Larissa Oliveira Coelho²

Socorro Almeida de Carvalho³

 

Sumário:Introdução; 1 Conceitos preliminares; 2 Análise do art. 1º do DL 3.914/41; 3 Distinção entre os artigos 28 e o artigo 33 da Lei 11.343/2006; 4 Natureza jurídica do artigo 28 da Lei de Drogas; 4.1 Discussão acerca da (des)criminalização e da (des)penalização da conduta inserta no art. 28 da Lei 11.343/2006; Conclusão; Referências.

 

RESUMO

O presente trabalho tem por finalidade trazer a discussão acerca da natureza jurídica do artigo 28 da Lei nº 11.343/2006, tendo em vista o tratamento diferenciado dado ao porte de drogas para uso pessoal, em comparação às penas previstas no artigo 33 da mesma Lei. De acordo com a análise das diferentes correntes que tratam sobre a natureza jurídica do artigo 28 da Lei de Drogas, que consideram a conduta tratar-se de um crime, infração penal sui generis ou ser fato atípico, e da discussão acerca da despenalização e da descriminalização dessa conduta, assim como, de qual tem sido a corrente que tem prevalecido, pretende-se apresentar os argumentos que sustentam cada uma das principais correntes, partindo-se da análise do artigo 1º do Decreto-Lei 3.914/41.

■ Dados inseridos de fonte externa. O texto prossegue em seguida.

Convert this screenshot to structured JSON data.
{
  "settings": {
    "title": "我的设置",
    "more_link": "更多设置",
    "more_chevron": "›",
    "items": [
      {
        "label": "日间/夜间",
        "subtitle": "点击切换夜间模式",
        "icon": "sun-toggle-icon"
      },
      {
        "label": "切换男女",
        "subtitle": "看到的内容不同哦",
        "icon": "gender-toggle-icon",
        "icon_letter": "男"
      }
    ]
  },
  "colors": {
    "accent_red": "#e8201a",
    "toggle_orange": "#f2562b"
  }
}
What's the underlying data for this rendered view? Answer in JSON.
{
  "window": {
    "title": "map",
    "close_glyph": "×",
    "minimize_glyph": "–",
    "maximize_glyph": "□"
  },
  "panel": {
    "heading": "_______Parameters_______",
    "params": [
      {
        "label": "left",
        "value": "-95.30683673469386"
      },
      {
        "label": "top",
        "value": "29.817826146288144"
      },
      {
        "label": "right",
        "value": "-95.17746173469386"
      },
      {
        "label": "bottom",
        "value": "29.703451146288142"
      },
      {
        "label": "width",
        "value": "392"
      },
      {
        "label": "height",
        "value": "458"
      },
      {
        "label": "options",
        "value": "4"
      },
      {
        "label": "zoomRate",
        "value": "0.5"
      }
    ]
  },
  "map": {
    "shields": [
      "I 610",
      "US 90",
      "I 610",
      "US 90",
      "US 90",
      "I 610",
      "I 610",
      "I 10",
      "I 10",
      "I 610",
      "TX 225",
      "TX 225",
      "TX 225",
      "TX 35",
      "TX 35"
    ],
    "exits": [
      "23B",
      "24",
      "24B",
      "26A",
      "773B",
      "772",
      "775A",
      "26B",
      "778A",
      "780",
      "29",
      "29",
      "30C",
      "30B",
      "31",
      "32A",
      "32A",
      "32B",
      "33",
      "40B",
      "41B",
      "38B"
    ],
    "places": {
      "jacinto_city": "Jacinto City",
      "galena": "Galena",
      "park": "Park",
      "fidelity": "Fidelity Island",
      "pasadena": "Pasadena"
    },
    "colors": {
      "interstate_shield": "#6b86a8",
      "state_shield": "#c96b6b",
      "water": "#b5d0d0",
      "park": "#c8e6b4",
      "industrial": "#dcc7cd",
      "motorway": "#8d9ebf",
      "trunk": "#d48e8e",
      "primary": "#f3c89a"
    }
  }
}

Palavras-chave: Natureza jurídica; Artigo 28; Lei nº 11.343/2006; Despenalização; Descriminalização.

INTRODUÇÃO

A partir de conceitos do Direito Penal, do que seja crime, infrações penais e infrações administrativas, e da análise do art. 1º do DL 3.914/41 (Lei de Introdução ao Código Penal e à Lei de Contravenções Penais) poderá se discutir se a conduta da redação do artigo 28 da Lei de Drogas seria óbice a que a Lei 11.343/06 possa criar crime sem a imposição de pena de reclusão ou detenção.

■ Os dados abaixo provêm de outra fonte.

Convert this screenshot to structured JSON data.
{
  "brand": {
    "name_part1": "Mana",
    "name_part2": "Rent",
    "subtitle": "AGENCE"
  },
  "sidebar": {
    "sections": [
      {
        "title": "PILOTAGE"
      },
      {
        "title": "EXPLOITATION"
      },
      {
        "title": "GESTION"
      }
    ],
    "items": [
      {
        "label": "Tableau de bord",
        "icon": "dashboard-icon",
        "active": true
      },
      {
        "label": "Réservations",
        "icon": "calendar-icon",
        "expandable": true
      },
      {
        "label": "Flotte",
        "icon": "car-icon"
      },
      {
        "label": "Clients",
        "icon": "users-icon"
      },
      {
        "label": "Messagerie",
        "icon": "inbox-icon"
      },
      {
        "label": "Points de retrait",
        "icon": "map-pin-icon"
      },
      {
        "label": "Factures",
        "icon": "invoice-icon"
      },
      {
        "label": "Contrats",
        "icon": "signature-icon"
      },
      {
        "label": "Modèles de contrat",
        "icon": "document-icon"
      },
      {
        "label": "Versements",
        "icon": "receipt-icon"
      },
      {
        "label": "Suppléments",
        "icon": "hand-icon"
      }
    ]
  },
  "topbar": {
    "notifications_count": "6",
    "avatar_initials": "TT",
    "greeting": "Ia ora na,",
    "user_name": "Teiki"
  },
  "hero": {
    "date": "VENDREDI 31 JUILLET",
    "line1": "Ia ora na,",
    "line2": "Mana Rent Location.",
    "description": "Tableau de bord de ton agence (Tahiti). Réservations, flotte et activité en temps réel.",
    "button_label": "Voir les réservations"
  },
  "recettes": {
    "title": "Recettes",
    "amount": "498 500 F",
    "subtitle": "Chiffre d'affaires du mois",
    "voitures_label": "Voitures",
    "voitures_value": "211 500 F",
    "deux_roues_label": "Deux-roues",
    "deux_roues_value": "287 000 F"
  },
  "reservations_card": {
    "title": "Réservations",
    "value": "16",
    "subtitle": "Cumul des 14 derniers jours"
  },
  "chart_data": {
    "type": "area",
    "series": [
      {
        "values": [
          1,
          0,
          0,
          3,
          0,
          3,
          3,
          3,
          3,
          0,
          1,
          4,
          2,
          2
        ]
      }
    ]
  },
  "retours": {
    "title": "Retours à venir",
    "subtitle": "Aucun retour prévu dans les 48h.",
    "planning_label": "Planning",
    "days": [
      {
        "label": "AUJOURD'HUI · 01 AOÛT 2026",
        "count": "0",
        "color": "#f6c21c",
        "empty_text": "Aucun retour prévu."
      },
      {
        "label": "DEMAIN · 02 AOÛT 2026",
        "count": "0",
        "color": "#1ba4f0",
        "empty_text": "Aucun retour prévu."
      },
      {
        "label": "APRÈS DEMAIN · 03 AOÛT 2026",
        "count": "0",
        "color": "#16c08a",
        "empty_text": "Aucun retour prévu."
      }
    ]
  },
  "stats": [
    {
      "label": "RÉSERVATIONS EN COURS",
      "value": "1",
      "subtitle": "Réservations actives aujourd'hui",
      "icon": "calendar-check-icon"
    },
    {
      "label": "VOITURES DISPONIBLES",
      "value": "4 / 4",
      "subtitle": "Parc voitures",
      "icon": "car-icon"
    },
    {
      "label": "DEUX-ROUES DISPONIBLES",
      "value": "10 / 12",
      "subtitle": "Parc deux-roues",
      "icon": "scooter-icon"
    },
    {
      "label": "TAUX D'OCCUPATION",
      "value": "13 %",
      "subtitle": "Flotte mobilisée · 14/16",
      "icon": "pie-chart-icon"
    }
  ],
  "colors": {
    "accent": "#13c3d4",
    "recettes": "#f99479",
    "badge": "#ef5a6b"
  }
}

A discussão acerca da natureza jurídica do art. 28 da Lei de Drogas se dá por tal artigo receber por título ‘Dos Crimes e das Penas’, e prever tão-somente penas-alternativas para o agente que porta drogas para consumo pessoal. No artigo 33, por sua vez, que vem sob tópico ‘Dos crimes’, há previsão de pena de reclusão de cinco a quinze anos e pagamento de 500 (quinhentos) a 1.500 (mil e quinhentos dias-multa).

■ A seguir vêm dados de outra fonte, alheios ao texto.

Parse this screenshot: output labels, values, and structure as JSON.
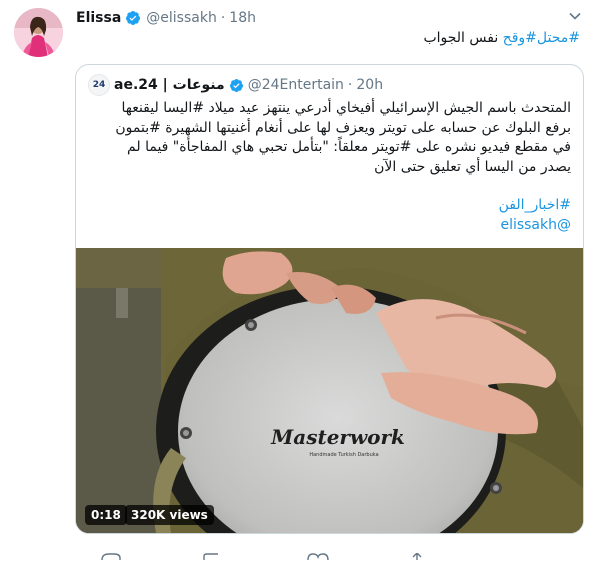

Além disso, se determinará se em tal conduta há a despenalização e descriminalização, levando em consideração, posicionamentos do STF e de renomados doutrinadores e pesquisadores sobre o assunto, dentre eles, Luiz Flavio Gomes, Alice Bianchini, Rogério Sanches Cunha e William Terra de Oliveira.

Dessa forma, se constatam divergências quanto à conduta inserta no artigo 28 da referida Lei fazer, ou não, parte do Direito Penal, e quanto a ser classificada, ou não, como crime. Além disso, se discute se há a despenalização ou descriminalização, de acordo com diferentes correntes, a fim de, com a análise de tais posicionamentos, que ainda não trazem um resultado preciso para o tema, analisar o que quis o legislador ao prever tal conduta.

  1. 1.      Conceitos preliminares

Antes de se analisar as diferentes correntes que explicam a natureza jurídica do artigo 28 da Lei de Drogas, é preciso trazer, primeiramente, algumas definições sobre o que são crimes, infrações penais e infrações administrativas. Cleber Masson, ao tratar sobre o conceito de crime, (MASSON, 2012, p.169-177), traz que, muitas vezes, o conceito de crime é dado de forma vaga, porém, devem ser considerados, na realidade, três aspectos.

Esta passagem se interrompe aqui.